One of the amazing things about staying at Lewa is waking up, looking out of your bedroom window, and seeing game. This morning I was greeted by a family of warthogs in the garden and, in the distance, two elephants by the marsh.
In the morning Faith took me to see Leparua Primary School. They are asking for us to provide 2 dormitories for the boys and girls in Standard 7 and 8. Technically, students in Standard 7 and 8 should be 13 and 14 years old. However, that is assuming that students begin their schooling on time at 6 years old, and continue each year without repeating or dropping out. The reality of it is that some students are upwards of 18 years old in a primary school. Contrary from finding this depressing, I am very happy that they are making an effort to complete their primary school education. The students need as much encouragement as can be given.
When discussing the reasoning for needing dormitories at a primary school, Faith and I had a very candid conversation. In this area, boys are circumcised at 13 and 14 years old. At this stage, they become what is known as “Moran” (warrior). At the same age, girls are also circumcised. Faith explained to me that when boys become Moran, they are allowed to do ‘whatever they want’, and will often wait for the girls as they are walking home from school in the evening. Meanwhile, once girls are circumcised, they are ‘not allowed to say no’. This creates an environment where not only are the girls scared to walk home in the evenings, but the repercussions of early teenage pregnancies are detrimental to the pursuit of education. Pictured below are students in Standard 8.

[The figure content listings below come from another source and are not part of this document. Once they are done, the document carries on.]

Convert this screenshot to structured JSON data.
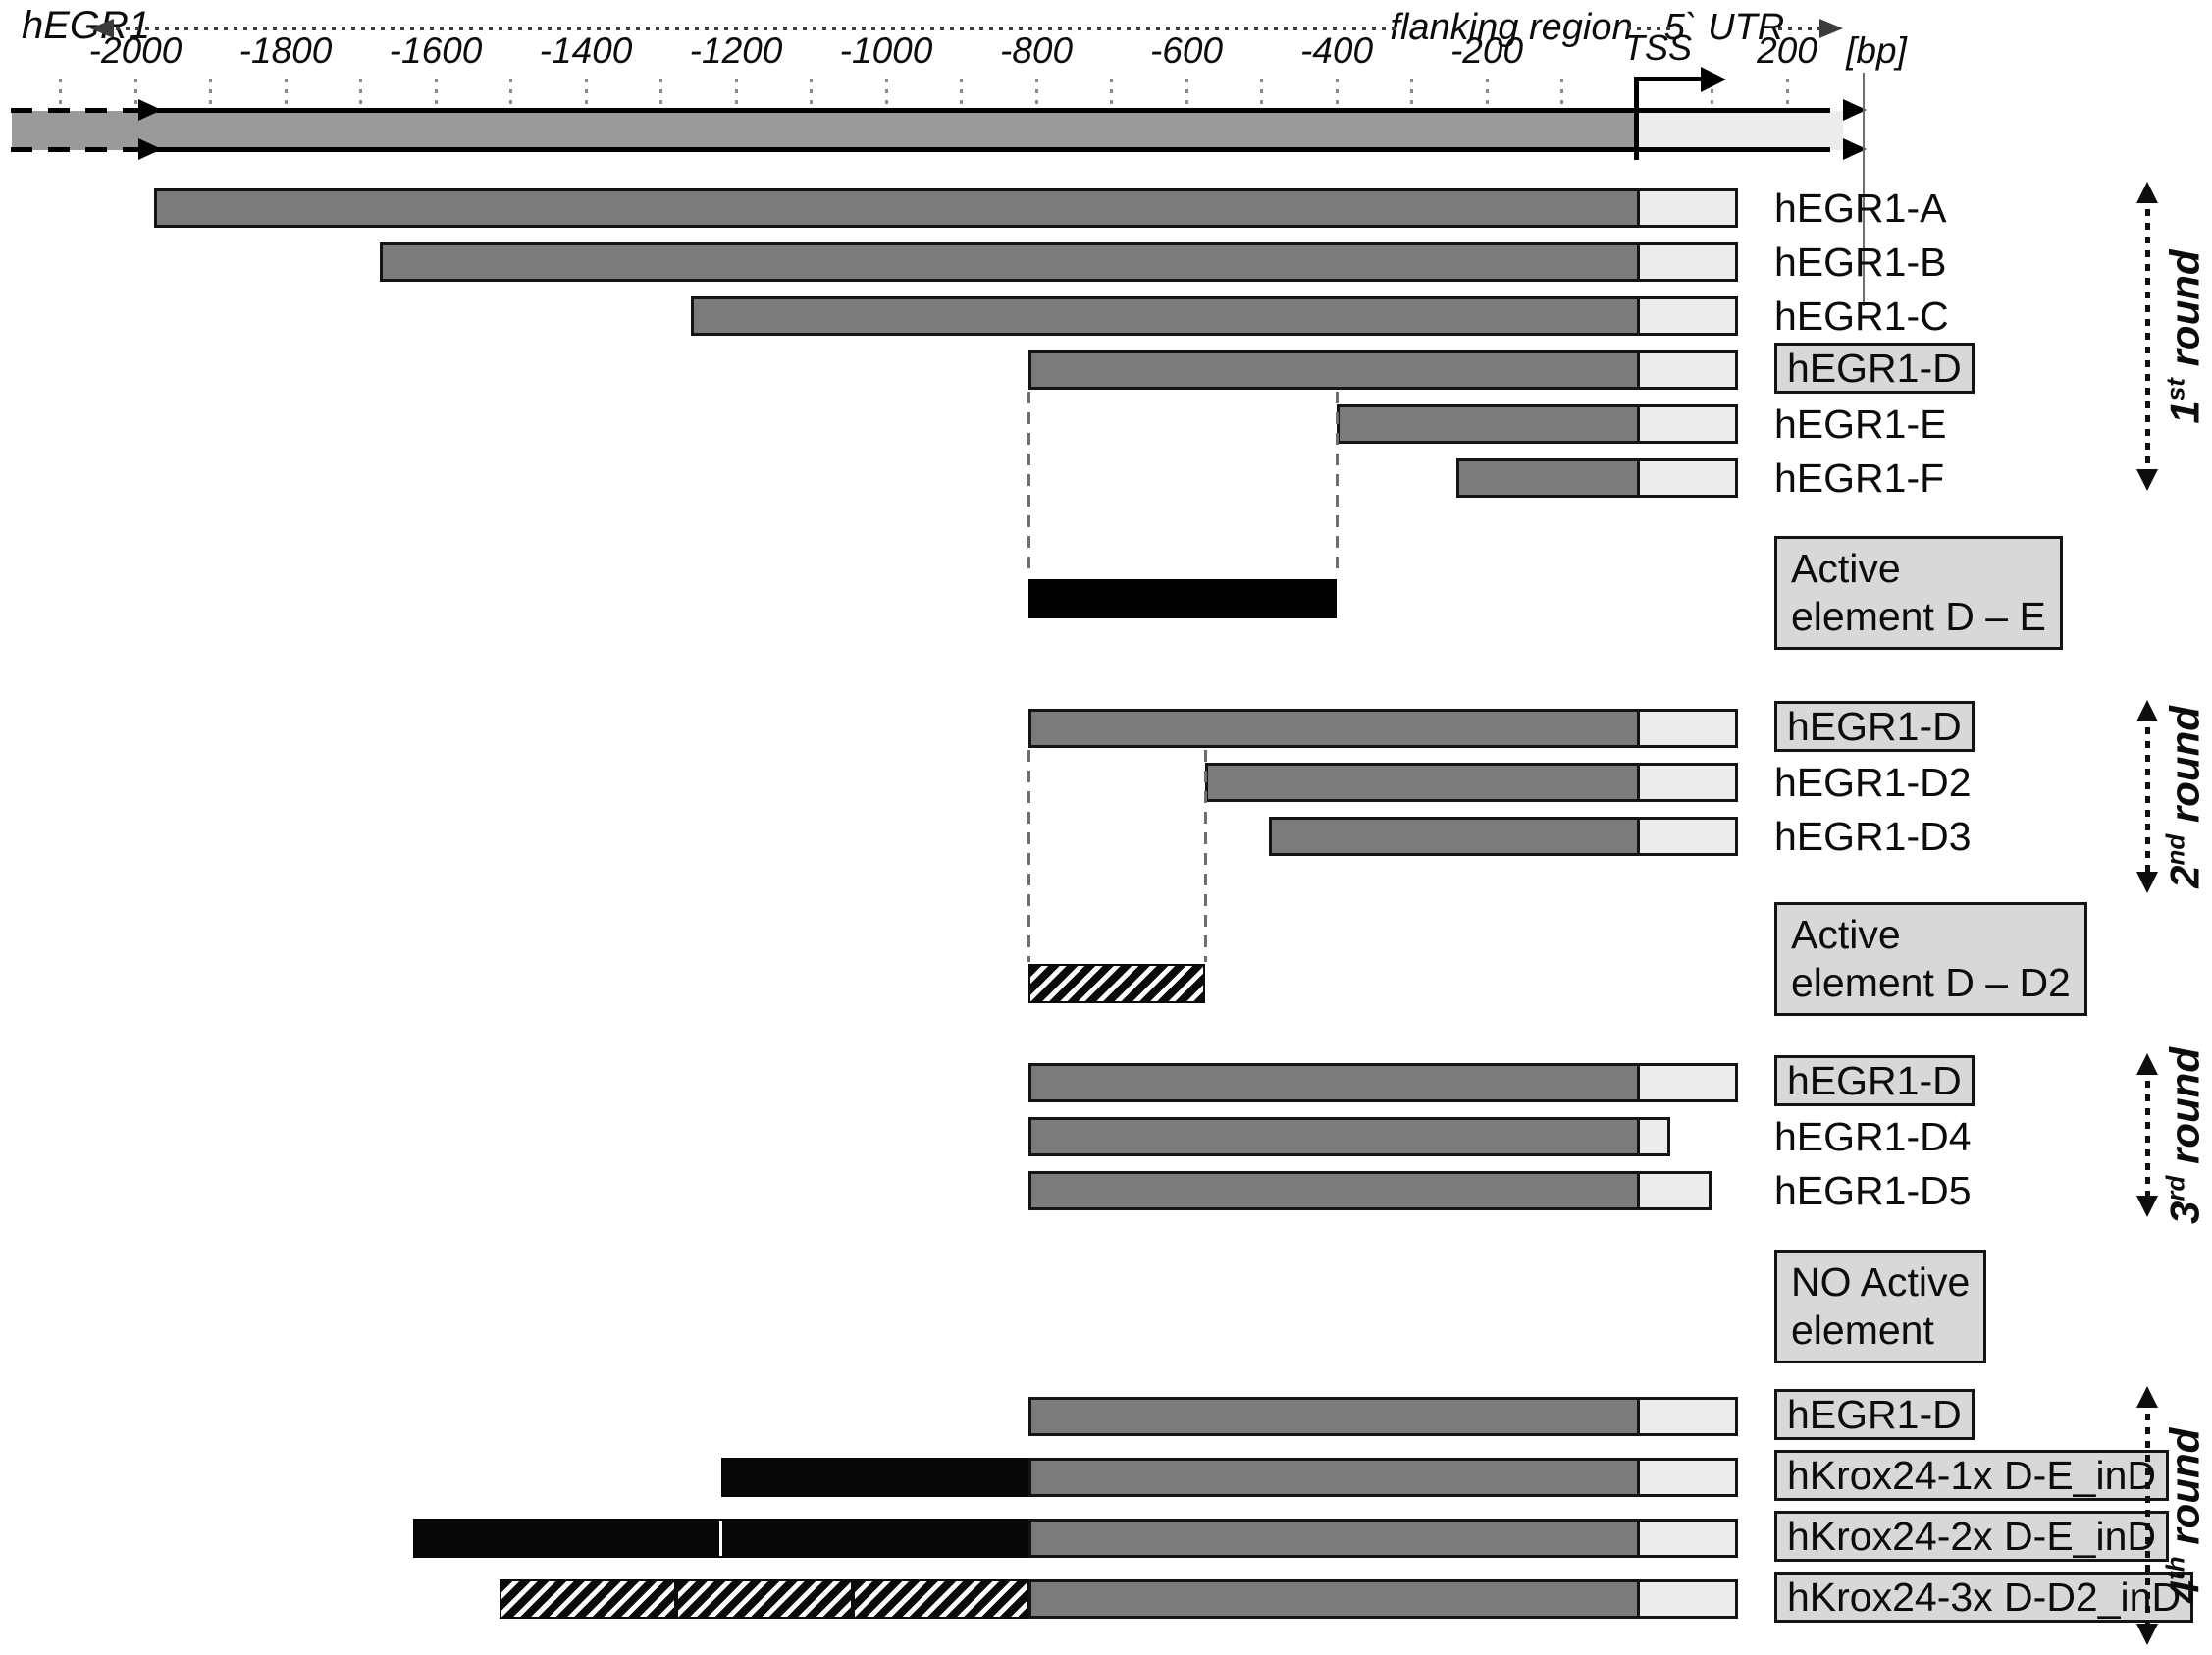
{
  "header": {
    "gene_label": "hEGR1",
    "flanking_region_label": "flanking region",
    "utr_label": "5` UTR",
    "tss_label": "TSS",
    "unit_label": "[bp]"
  },
  "axis": {
    "tick_label_values_bp": [
      -2000,
      -1800,
      -1600,
      -1400,
      -1200,
      -1000,
      -800,
      -600,
      -400,
      -200,
      200
    ],
    "minor_tick_start_bp": -2100,
    "minor_tick_end_bp": 200,
    "minor_tick_step_bp": 100,
    "tss_bp": 0
  },
  "genome_bar": {
    "upstream_from_bp": -2165,
    "tss_bp": 0,
    "utr_to_bp": 274
  },
  "groups": [
    {
      "round": {
        "ordinal": "1",
        "suffix": "st",
        "word": "round"
      },
      "rows": [
        {
          "label": "hEGR1-A",
          "boxed": false,
          "bar": {
            "from_bp": -1975,
            "utr_from_bp": 0,
            "to_bp": 135
          }
        },
        {
          "label": "hEGR1-B",
          "boxed": false,
          "bar": {
            "from_bp": -1675,
            "utr_from_bp": 0,
            "to_bp": 135
          }
        },
        {
          "label": "hEGR1-C",
          "boxed": false,
          "bar": {
            "from_bp": -1260,
            "utr_from_bp": 0,
            "to_bp": 135
          }
        },
        {
          "label": "hEGR1-D",
          "boxed": true,
          "bar": {
            "from_bp": -810,
            "utr_from_bp": 0,
            "to_bp": 135
          }
        },
        {
          "label": "hEGR1-E",
          "boxed": false,
          "bar": {
            "from_bp": -400,
            "utr_from_bp": 0,
            "to_bp": 135
          }
        },
        {
          "label": "hEGR1-F",
          "boxed": false,
          "bar": {
            "from_bp": -240,
            "utr_from_bp": 0,
            "to_bp": 135
          }
        }
      ],
      "guides_bp": [
        -810,
        -400
      ],
      "element_bar": {
        "style": "black",
        "from_bp": -810,
        "to_bp": -400
      },
      "note": {
        "lines": [
          "Active",
          "element D – E"
        ]
      }
    },
    {
      "round": {
        "ordinal": "2",
        "suffix": "nd",
        "word": "round"
      },
      "rows": [
        {
          "label": "hEGR1-D",
          "boxed": true,
          "bar": {
            "from_bp": -810,
            "utr_from_bp": 0,
            "to_bp": 135
          }
        },
        {
          "label": "hEGR1-D2",
          "boxed": false,
          "bar": {
            "from_bp": -575,
            "utr_from_bp": 0,
            "to_bp": 135
          }
        },
        {
          "label": "hEGR1-D3",
          "boxed": false,
          "bar": {
            "from_bp": -490,
            "utr_from_bp": 0,
            "to_bp": 135
          }
        }
      ],
      "guides_bp": [
        -810,
        -575
      ],
      "element_bar": {
        "style": "hatched",
        "from_bp": -810,
        "to_bp": -575
      },
      "note": {
        "lines": [
          "Active",
          "element D – D2"
        ]
      }
    },
    {
      "round": {
        "ordinal": "3",
        "suffix": "rd",
        "word": "round"
      },
      "rows": [
        {
          "label": "hEGR1-D",
          "boxed": true,
          "bar": {
            "from_bp": -810,
            "utr_from_bp": 0,
            "to_bp": 135
          }
        },
        {
          "label": "hEGR1-D4",
          "boxed": false,
          "bar": {
            "from_bp": -810,
            "utr_from_bp": 0,
            "to_bp": 45
          }
        },
        {
          "label": "hEGR1-D5",
          "boxed": false,
          "bar": {
            "from_bp": -810,
            "utr_from_bp": 0,
            "to_bp": 100
          }
        }
      ],
      "guides_bp": [],
      "element_bar": null,
      "note": {
        "lines": [
          "NO Active",
          "element"
        ]
      }
    },
    {
      "round": {
        "ordinal": "4",
        "suffix": "th",
        "word": "round"
      },
      "rows": [
        {
          "label": "hEGR1-D",
          "boxed": true,
          "bar": {
            "from_bp": -810,
            "utr_from_bp": 0,
            "to_bp": 135
          }
        },
        {
          "label": "hKrox24-1x D-E_inD",
          "boxed": true,
          "bar": {
            "from_bp": -810,
            "utr_from_bp": 0,
            "to_bp": 135
          },
          "segments": [
            {
              "style": "black",
              "from_bp": -1220,
              "to_bp": -810
            }
          ]
        },
        {
          "label": "hKrox24-2x D-E_inD",
          "boxed": true,
          "bar": {
            "from_bp": -810,
            "utr_from_bp": 0,
            "to_bp": 135
          },
          "segments": [
            {
              "style": "black",
              "from_bp": -1630,
              "to_bp": -1220
            },
            {
              "style": "black",
              "from_bp": -1220,
              "to_bp": -810
            }
          ]
        },
        {
          "label": "hKrox24-3x D-D2_inD",
          "boxed": true,
          "bar": {
            "from_bp": -810,
            "utr_from_bp": 0,
            "to_bp": 135
          },
          "segments": [
            {
              "style": "hatched",
              "from_bp": -1515,
              "to_bp": -1280
            },
            {
              "style": "hatched",
              "from_bp": -1280,
              "to_bp": -1045
            },
            {
              "style": "hatched",
              "from_bp": -1045,
              "to_bp": -810
            }
          ]
        }
      ],
      "guides_bp": [],
      "element_bar": null,
      "note": null
    }
  ],
  "colors": {
    "promoter_fill": "#7b7b7b",
    "genome_fill": "#9a9a9a",
    "utr_fill": "#ececec",
    "note_box_fill": "#d8d8d8",
    "element_black": "#000000",
    "outline": "#141414"
  }
}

The situation created by these cultural realities are primary reasons for needing boarding for the students in their final two years. At this stage, they need to be focusing on studying and preparing for the national exams they will write in Standard 8. These exams are critical in deciding where they will be accepted to secondary school, and if they will be accepted at all. These students, particularly the girls, need to be removed from the situation they are placed in that leaves them vulnerable to whim of the Moran. The need for this is expressed first and foremost by the girls themselves, but also the school staff, and some of the parents. It seems intuitive that by providing boarding their marks should be more likely to increase, but I will have to do research to find if there is any data supporting this theory.